Kündigt der Vermieter ein einheitliches Mischmietverhältnis mit überwiegender Wohnnutzung wegen Eigenbedarfs, braucht er sich nur auf die Wohnräume zu beziehen, so der BGH.

Der Fall

Bearbeitung des Verlags, keine Aussage des Gerichts

Die Beklagten mieteten vom Kläger ein ehemaliges Bauernhaus mit Nebengelassen. Sie nutzten das Wohnhaus und die weiteren Nutzflächen teils zu Wohnzwecken, teils gewerblich für ein Ladengeschäft zur Raumausstattung. Der Kläger kündigte wegen Eigenbedarfs. Er wolle seiner 28-jährigen Tochter und seiner 7-jährigen Enkelin, die beide noch in seinem Haushalt lebten, eine eigene Wohnung zur Verfügung stellen.
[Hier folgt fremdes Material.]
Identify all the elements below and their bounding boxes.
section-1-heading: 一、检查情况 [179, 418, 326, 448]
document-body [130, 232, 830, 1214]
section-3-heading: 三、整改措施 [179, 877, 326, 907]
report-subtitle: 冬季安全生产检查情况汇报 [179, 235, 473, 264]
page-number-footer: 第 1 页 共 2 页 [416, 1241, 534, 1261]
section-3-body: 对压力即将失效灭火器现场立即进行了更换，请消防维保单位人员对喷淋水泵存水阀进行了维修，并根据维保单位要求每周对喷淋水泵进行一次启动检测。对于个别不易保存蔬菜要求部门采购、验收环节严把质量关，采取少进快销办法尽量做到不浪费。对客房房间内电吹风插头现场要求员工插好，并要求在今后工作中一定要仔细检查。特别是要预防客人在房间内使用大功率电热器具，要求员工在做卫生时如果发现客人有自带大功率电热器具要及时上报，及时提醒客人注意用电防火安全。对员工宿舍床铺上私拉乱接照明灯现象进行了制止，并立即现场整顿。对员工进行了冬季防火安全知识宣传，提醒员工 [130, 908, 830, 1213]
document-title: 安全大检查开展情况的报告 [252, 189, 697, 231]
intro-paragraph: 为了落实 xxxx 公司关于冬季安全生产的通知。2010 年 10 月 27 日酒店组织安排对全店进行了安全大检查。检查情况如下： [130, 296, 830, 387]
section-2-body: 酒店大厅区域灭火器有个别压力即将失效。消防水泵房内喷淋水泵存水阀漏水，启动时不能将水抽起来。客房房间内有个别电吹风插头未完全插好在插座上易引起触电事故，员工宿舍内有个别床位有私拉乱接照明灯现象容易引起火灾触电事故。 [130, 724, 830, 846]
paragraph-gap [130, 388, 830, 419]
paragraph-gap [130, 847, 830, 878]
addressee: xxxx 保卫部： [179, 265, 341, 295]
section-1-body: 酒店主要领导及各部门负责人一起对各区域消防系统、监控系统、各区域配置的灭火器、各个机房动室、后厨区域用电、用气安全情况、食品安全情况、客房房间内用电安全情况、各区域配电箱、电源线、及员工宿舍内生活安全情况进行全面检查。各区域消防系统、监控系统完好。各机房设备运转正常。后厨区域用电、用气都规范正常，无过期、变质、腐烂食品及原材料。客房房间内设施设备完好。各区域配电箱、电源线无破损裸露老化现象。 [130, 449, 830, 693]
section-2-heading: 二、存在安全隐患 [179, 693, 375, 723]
Das AG hat die Räumungsklage abgewiesen, das LG hat ihr stattgegeben und seine Entscheidung damit begründet, dass das einheitliche Mietverhältnis insgesamt als Wohnraummietverhältnis einzuordnen sei, weil darauf der Schwerpunkt der Nutzung liege. Der Eigenbedarfskündigung stehe auch nicht entgegen, dass nur die Wohnräume genutzt werden sollten und ein Bedarf hinsichtlich der gewerblich genutzten Flächen nicht bestehe. Die gewerblich genutzten Flächen könnten auch nicht in einen etwaigen „übermäßigen Bedarf" umgedeutet werden. Die Revision der Mieter hatte keinen Erfolg.

Das Urteil

Bearbeitung des Verlags, keine Aussage des Gerichts

Der Wunsch des Vermieters, die von den Beklagten bewohnten Räume seiner noch im elterlichen Haus untergebrachten Tochter und deren Kind zwecks Begründung eines eigenen Hausstandes zur Verfügung zu stellen, beruhe auf vernünftigen, nachvollziehbaren Gründen.

Es sei auch unerheblich, dass die Tochter des Klägers lediglich die Wohnräume nutzen wolle und keinen Bedarf an der Nutzung der übrigen, als Ladengeschäft genutzten Räume habe. Bei einem Mischmietverhältnis mit Schwerpunkt auf Wohnen brauche sich der Eigenbedarf nur auf die Wohnräume zu beziehen. Zwar sei ein solches Mietverhältnis nur in seiner Gesamtheit nach den Kündigungsvorschriften für Wohnraum kündbar, berechtigter Eigenbedarf müsse sich aber nicht auf die gewerblich genutzten Räume beziehen, denn die Mieterschutzvorschriften schlössen eine mit in das Mietverhältnis aufgenommene gewerbliche Nutzung der Mietsache nicht ein.